A 59-year-old postmenopausal Mumbai woman who visited a clinic for persistent nausea was found to have a serious condition that had been silently progressing for years. She had no abdominal pain, no postmenopausal bleeding, and no clear gynecological complaints.
Initially treated for a urinary tract infection, further evaluation revealed acute pyelonephritis caused by ureteric compression. What makes this case significant is that even a simple per abdomen examination revealed a large abdominal mass.
A basic gynecological check-up was enough to raise suspicion. This highlights how routine examinations can detect major problems before they turn life-threatening.
An ultrasound (USG) was then performed for confirmation. Imaging showed a massively enlarged fibroid uterus, nearly the size of a 24-week pregnancy. The dominant subserosal fibroid measured about 14 cm in diameter. It had displaced bowel loops and was compressing an ureter. This pressure caused urinary stasis, leading to infection and putting the kidney at risk of long-term damage. The final surgical specimen weighed 2.8 kilograms, marking an unusually large fibroid uterus in a postmenopausal woman.

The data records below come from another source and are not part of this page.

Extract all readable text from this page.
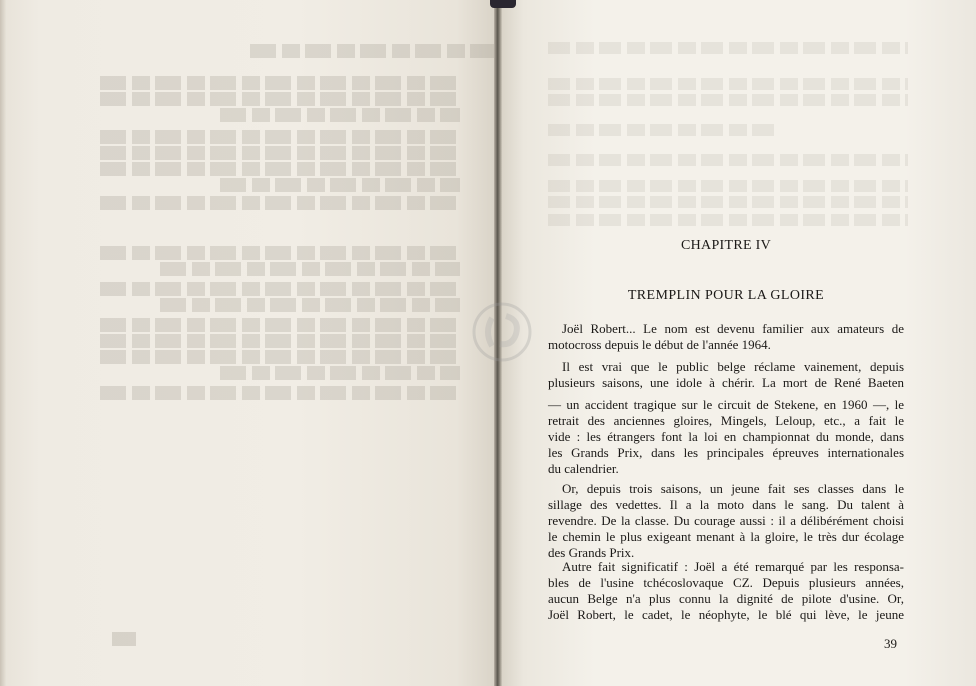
CHAPITRE IV
TREMPLIN POUR LA GLOIRE
Joël Robert... Le nom est devenu familier aux amateurs de
motocross depuis le début de l'année 1964.
Il est vrai que le public belge réclame vainement, depuis
plusieurs saisons, une idole à chérir. La mort de René Baeten
— un accident tragique sur le circuit de Stekene, en 1960 —, le
retrait des anciennes gloires, Mingels, Leloup, etc., a fait le
vide : les étrangers font la loi en championnat du monde, dans
les Grands Prix, dans les principales épreuves internationales
du calendrier.
Or, depuis trois saisons, un jeune fait ses classes dans le
sillage des vedettes. Il a la moto dans le sang. Du talent à
revendre. De la classe. Du courage aussi : il a délibérément choisi
le chemin le plus exigeant menant à la gloire, le très dur écolage
des Grands Prix.
Autre fait significatif : Joël a été remarqué par les responsa-
bles de l'usine tchécoslovaque CZ. Depuis plusieurs années,
aucun Belge n'a plus connu la dignité de pilote d'usine. Or,
Joël Robert, le cadet, le néophyte, le blé qui lève, le jeune
39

The patient later shared that she had noticed gradual abdominal enlargement over time. She assumed it was normal weight gain with age. Without alarming symptoms, she delayed seeking medical attention, allowing the fibroid to grow silently. The case was led by Dr. Hemakshi Mehta, Consultant Obstetrician and Gynaecologist at Apex Superspeciality Hospital in Borivali with both clinical precision and compassionate care. Dr. Hemakshi Mehta emphasized that the timing of surgery posed a clinical dilemma. Operating during an active kidney infection carried significant risk, including worsening sepsis and complications under anesthesia. At the same time, delaying surgery meant ongoing pressure on the ureters and continued threat to kidney function.

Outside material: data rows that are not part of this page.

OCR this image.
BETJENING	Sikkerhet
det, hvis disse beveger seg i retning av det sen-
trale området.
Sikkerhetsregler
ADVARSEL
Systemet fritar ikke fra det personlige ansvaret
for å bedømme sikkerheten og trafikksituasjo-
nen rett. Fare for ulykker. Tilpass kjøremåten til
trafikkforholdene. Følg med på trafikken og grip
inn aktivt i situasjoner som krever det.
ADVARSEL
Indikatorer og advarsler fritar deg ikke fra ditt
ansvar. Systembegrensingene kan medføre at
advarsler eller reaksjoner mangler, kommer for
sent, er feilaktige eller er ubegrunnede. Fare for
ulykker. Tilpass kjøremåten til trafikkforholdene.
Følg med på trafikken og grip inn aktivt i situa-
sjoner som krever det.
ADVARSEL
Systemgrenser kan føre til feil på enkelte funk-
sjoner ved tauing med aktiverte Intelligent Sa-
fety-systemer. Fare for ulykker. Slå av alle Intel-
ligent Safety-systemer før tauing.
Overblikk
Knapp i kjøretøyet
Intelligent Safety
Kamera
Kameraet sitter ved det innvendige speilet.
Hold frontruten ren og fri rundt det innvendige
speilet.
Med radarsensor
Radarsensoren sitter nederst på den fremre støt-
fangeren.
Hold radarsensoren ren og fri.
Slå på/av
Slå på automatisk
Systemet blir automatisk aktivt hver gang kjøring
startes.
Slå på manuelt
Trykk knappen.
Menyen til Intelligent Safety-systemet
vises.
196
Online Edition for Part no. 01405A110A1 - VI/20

To balance these risks, Dr. Hemakshi Mehta and the team at Apex Superspeciality Hospital adopted a carefully staged plan. The patient was first stabilized with intensive intravenous antibiotics. A Nephrologist was involved to monitor kidney function & manage infection markers. Anesthesiologists evaluated operative readiness. This multidisciplinary approach ensured that every risk factor was addressed before proceeding. After approximately one month of optimized medical management and complete resolution of infection, the surgical team at Apex Superspeciality Hospital proceeded with a total laparoscopic hysterectomy with bilateral salpingo-oophorectomy.

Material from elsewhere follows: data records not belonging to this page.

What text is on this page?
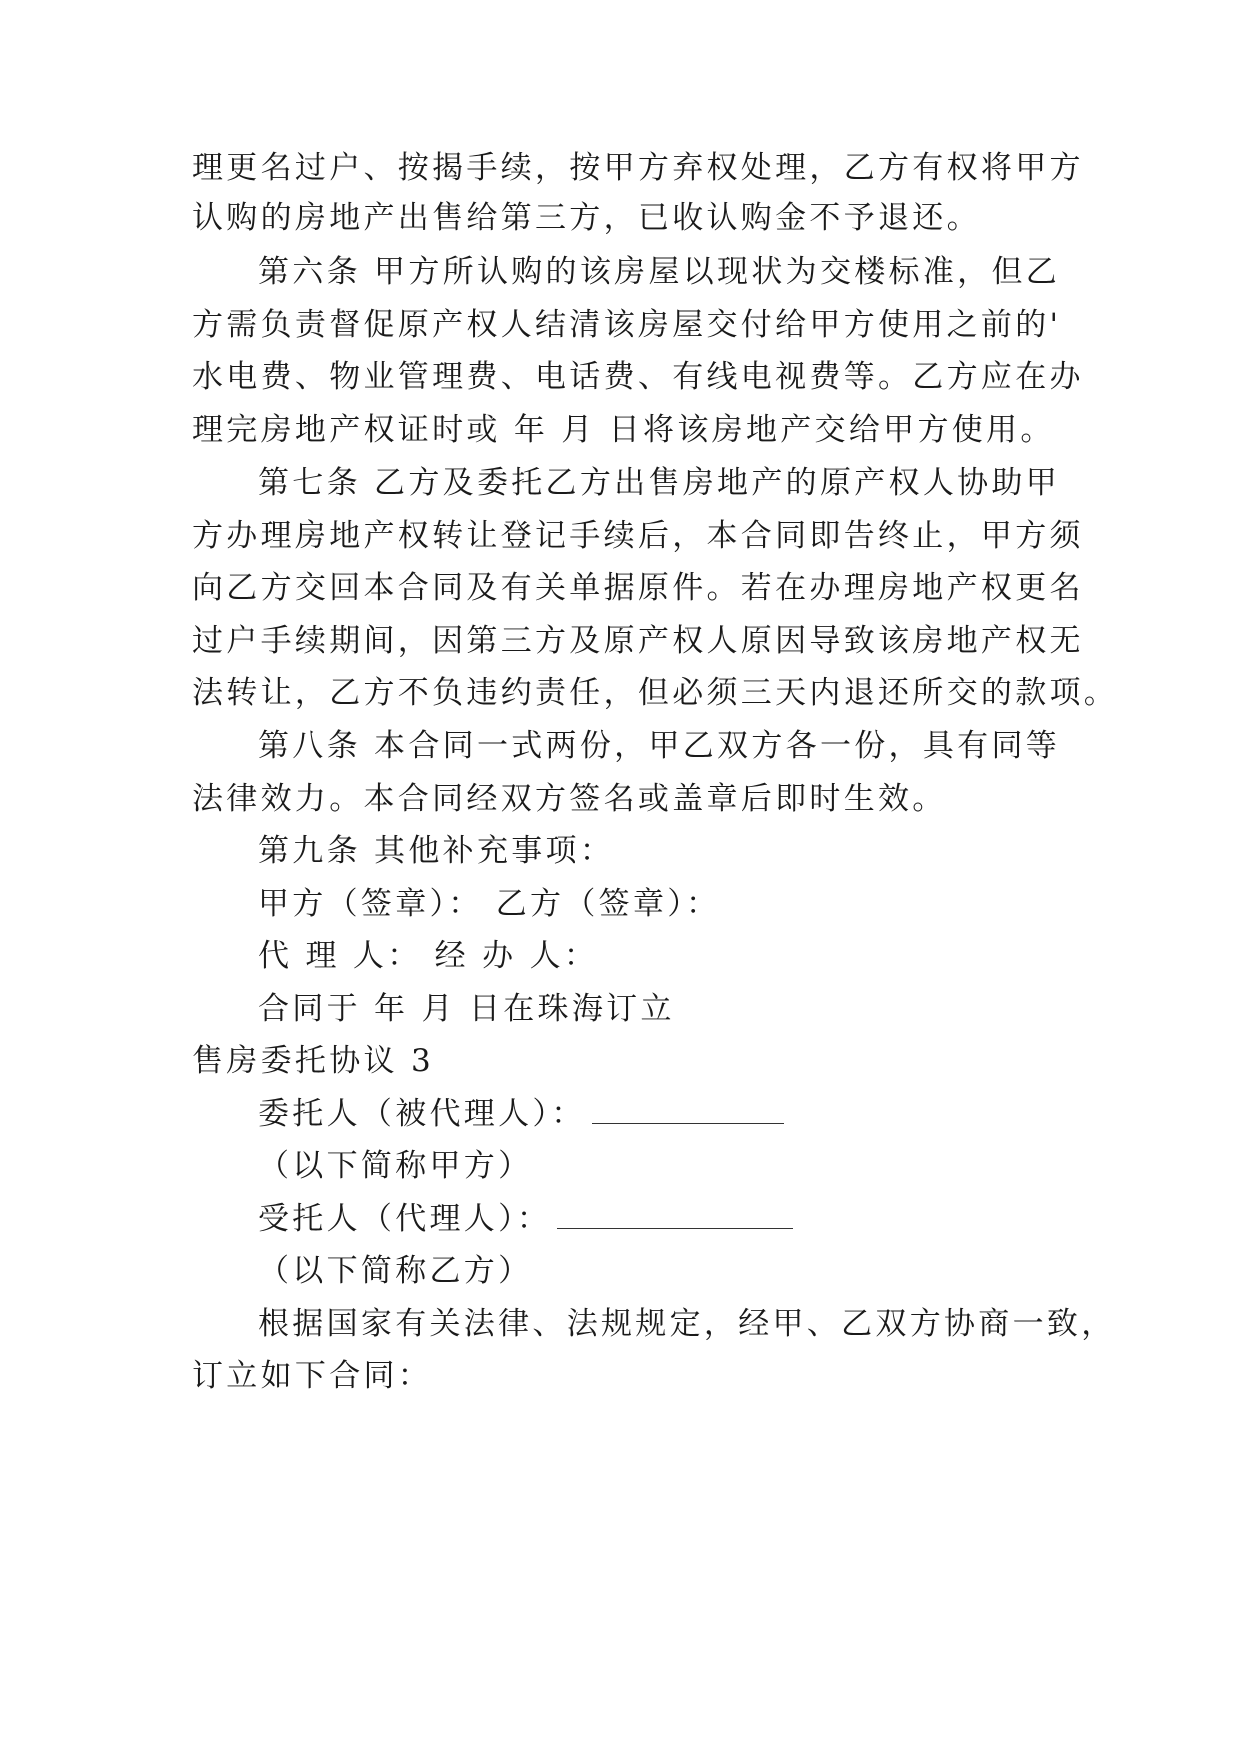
理更名过户、按揭手续，按甲方弃权处理，乙方有权将甲方
认购的房地产出售给第三方，已收认购金不予退还。
第六条 甲方所认购的该房屋以现状为交楼标准，但乙
方需负责督促原产权人结清该房屋交付给甲方使用之前的'
水电费、物业管理费、电话费、有线电视费等。乙方应在办
理完房地产权证时或 年 月 日将该房地产交给甲方使用。
第七条 乙方及委托乙方出售房地产的原产权人协助甲
方办理房地产权转让登记手续后，本合同即告终止，甲方须
向乙方交回本合同及有关单据原件。若在办理房地产权更名
过户手续期间，因第三方及原产权人原因导致该房地产权无
法转让，乙方不负违约责任，但必须三天内退还所交的款项。
第八条 本合同一式两份，甲乙双方各一份，具有同等
法律效力。本合同经双方签名或盖章后即时生效。
第九条 其他补充事项：
甲方（签章）： 乙方（签章）：
代 理 人： 经 办 人：
合同于 年 月 日在珠海订立
售房委托协议 3
委托人（被代理人）：
（以下简称甲方）
受托人（代理人）：
（以下简称乙方）
根据国家有关法律、法规规定，经甲、乙双方协商一致，
订立如下合同：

Removing a 2.8 kg fibroid uterus through a minimally invasive approach required advanced laparoscopic expertise, detailed preoperative planning, and strong coordination between gynecology, anesthesia, and nephrology teams. The surgery was completed safely, and the patient had a smooth postoperative recovery with preserved kidney function.
A Message for Postmenopausal Women from Dr. Hemakshi Mehta and the team at Apex Superspeciality Hospital, Borivali.
Dr. Hemakshi Mehta emphasizes that postmenopausal women should not ignore abdominal distension, urinary changes, or vague systemic symptoms. “Fibroids may grow silently, even after menopause. Regular gynecological evaluations are essential. Early detection allows safer intervention and prevents avoidable complications,” she said.